Dalam bidang kehutanan ada doktrin “scientific forestry”. Doktrin ini sudah banyak dikritik. Peter Gluck (1987) mengurai doktrin ilmu kehutanan berupa “kayu sebagai unsur utama (timber primacy)”, “kelestarian hasil (sustained yield)”, “jangka panjang (the long term)” dan “standar mutlak (absolute standard)”. Doktrin yang berasal dari Eropa itu berkembang di Amerika Utara dan menyebar ke seluruh dunia. Keempat doktrin itu telah membentuk kerangka dasar kurikulum bagi pendidikan tinggi kehutanan serta menjadi isi peraturan di banyak negara.

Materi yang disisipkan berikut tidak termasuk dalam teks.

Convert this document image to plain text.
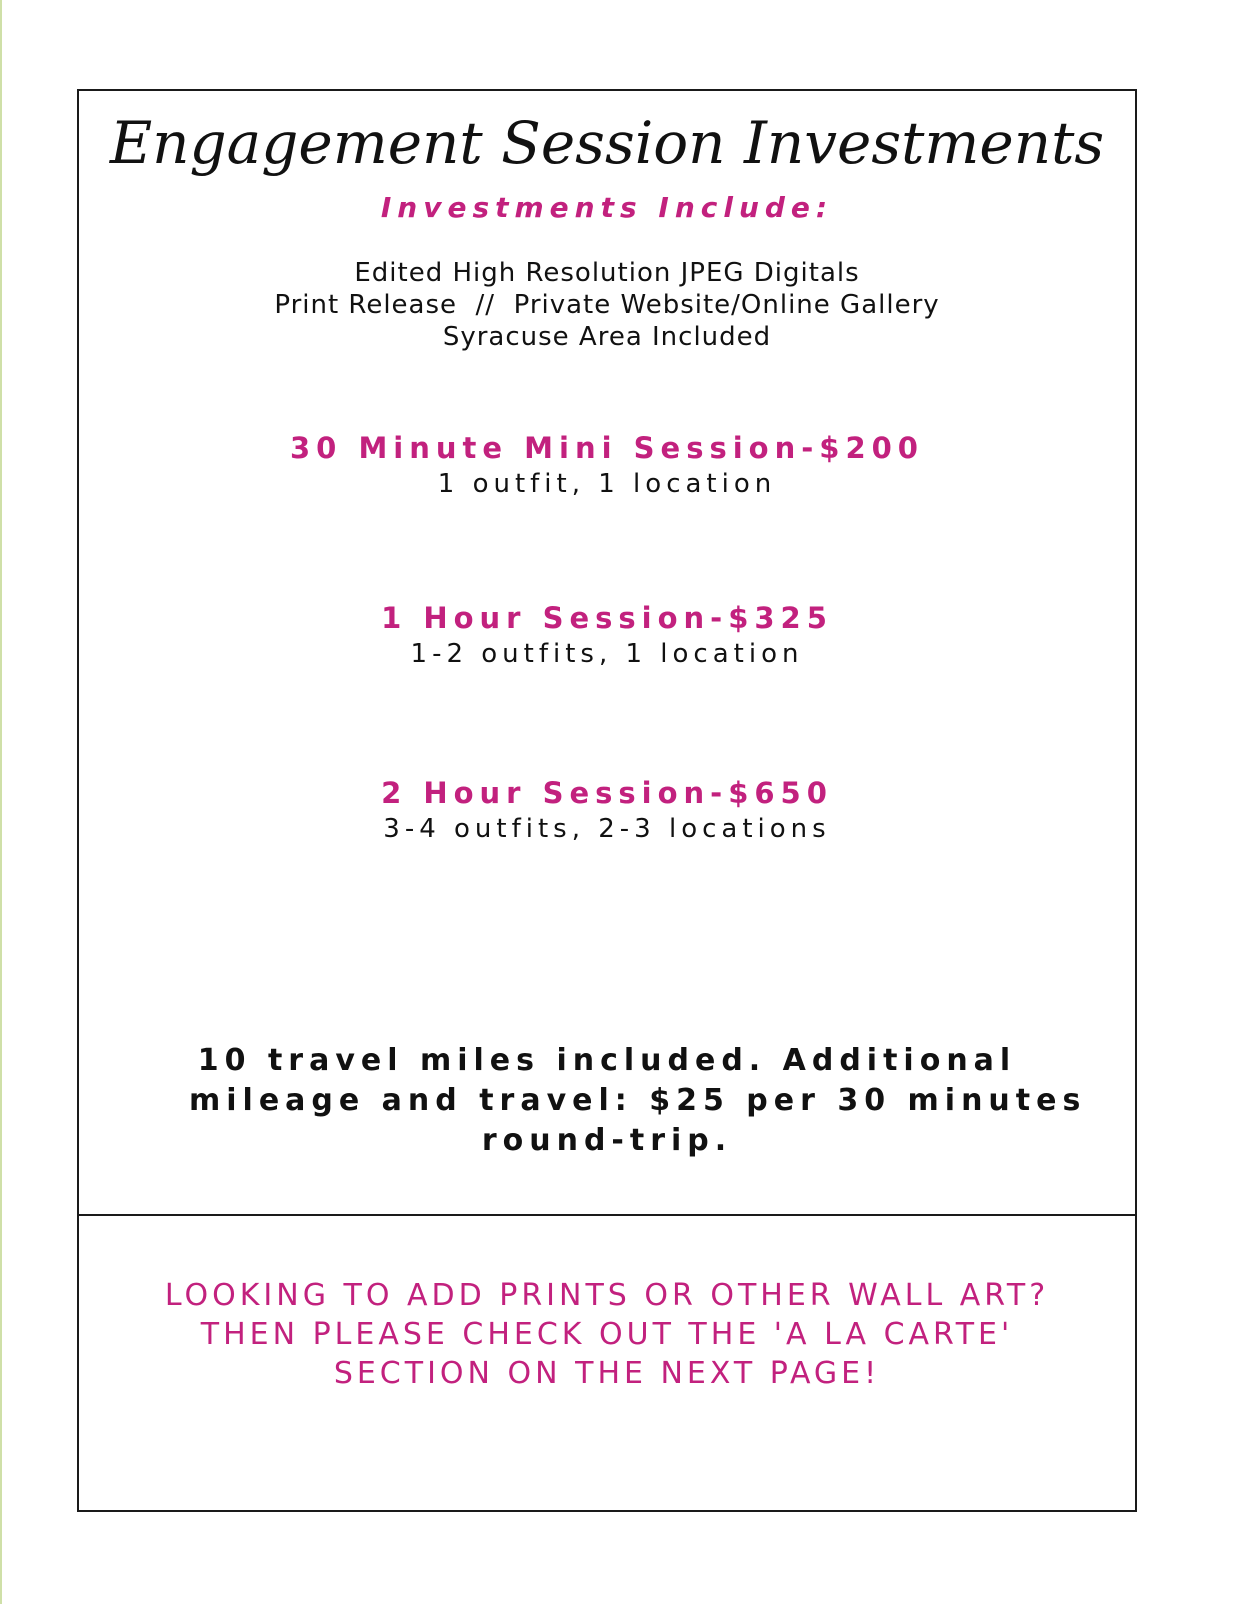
Engagement Session Investments
Investments Include:
Edited High Resolution JPEG Digitals
Print Release  //  Private Website/Online Gallery
Syracuse Area Included
30 Minute Mini Session-$200
1 outfit, 1 location
1 Hour Session-$325
1-2 outfits, 1 location
2 Hour Session-$650
3-4 outfits, 2-3 locations
10 travel miles included. Additional
mileage and travel: $25 per 30 minutes
round-trip.
LOOKING TO ADD PRINTS OR OTHER WALL ART?
THEN PLEASE CHECK OUT THE 'A LA CARTE'
SECTION ON THE NEXT PAGE!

Jack C. Westoby (1913–1988), Kepala Divisi Kehutanan Organisasi Pangan dan Pertanian (FAO) dalam ceramahnya di Universitas California pada 1985 mengingatkan bahwa para ilmuwan perlu lebih rendah hati memeriksa hipotesis mereka sendiri secara mendalam.

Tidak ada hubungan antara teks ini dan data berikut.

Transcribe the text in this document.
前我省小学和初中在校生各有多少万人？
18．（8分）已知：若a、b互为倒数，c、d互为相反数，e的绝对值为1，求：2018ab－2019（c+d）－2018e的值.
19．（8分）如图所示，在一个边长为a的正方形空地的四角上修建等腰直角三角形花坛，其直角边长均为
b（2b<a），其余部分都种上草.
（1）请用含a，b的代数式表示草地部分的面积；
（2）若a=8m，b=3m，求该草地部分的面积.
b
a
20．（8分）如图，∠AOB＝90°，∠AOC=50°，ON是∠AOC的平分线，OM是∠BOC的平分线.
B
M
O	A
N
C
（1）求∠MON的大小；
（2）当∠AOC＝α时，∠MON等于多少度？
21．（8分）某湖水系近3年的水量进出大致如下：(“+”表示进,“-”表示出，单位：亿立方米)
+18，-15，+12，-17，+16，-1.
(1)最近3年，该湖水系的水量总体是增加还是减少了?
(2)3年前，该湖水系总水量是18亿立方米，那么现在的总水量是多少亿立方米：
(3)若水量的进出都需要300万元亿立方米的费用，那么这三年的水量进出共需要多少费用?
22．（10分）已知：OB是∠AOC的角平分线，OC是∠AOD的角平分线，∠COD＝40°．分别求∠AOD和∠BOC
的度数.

Pada Kongres Kehutanan Sedunia di Meksiko di tahun yang sama, ia juga mengatakan bahwa “Tugas pertama rimbawan bukan untuk majikan mereka, tetapi untuk kepentingan publik”. Jauh sebelum itu pada 1967, ia mengatakan sebuah kalimat yang terkenal, “Kehutanan bukan tentang pohon, tetapi tentang manusia. Dan bila tentang pohon hanya sejauh pohon dapat melayani kebutuhan masyarakat”.
Dengan kenyataan-kenyataan seperti itu, lembaga-lembaga pendidikan tinggi perlu mengevaluasi secara kognitif rasionalitas dan kemanjuran sistem pengetahuan reduksionis dan non-reduksionis. Hegemoni maupun sains reduksionis mungkin mendapat dukungan politik, kekuasaan negara, ataupun kekuasaan supra struktur. Untuk itu perlu evaluasi secara independen dengan keterbukaan pemikiran dengan memperhatikan berbagai kenyataan penerapan ilmu pengetahuan di lapangan.
Pada 2017, Henry Giroux (2017), guru besar McMaster University Kanada, dalam “Why universities must defend democracy” mengingatkan bahwa universitas harus mendefinisikan diri mereka sebagai barang publik, ruang perlindungan untuk mempromosikan cita-cita demokrasi, imajinasi sosial, nilai-nilai sipil dan kewarganegaraan yang terlibat secara kritis.
Giroux mengutip Jon Nixon, ahli pendidikan, yang mengatakan bahwa pendidikan tinggi harus dikembangkan sebagai ruang terlindung untuk berpikir walau bertentangan dengan pendapat umum, ruang mempertanyakan kebijakan publik, membayangkan dunia dari sudut pandang dan perspektif yang berbeda, merefleksikan diri sendiri dalam hubungannya dengan orang lain dan, dengan demikian, memahami apa artinya memikul tanggung jawab.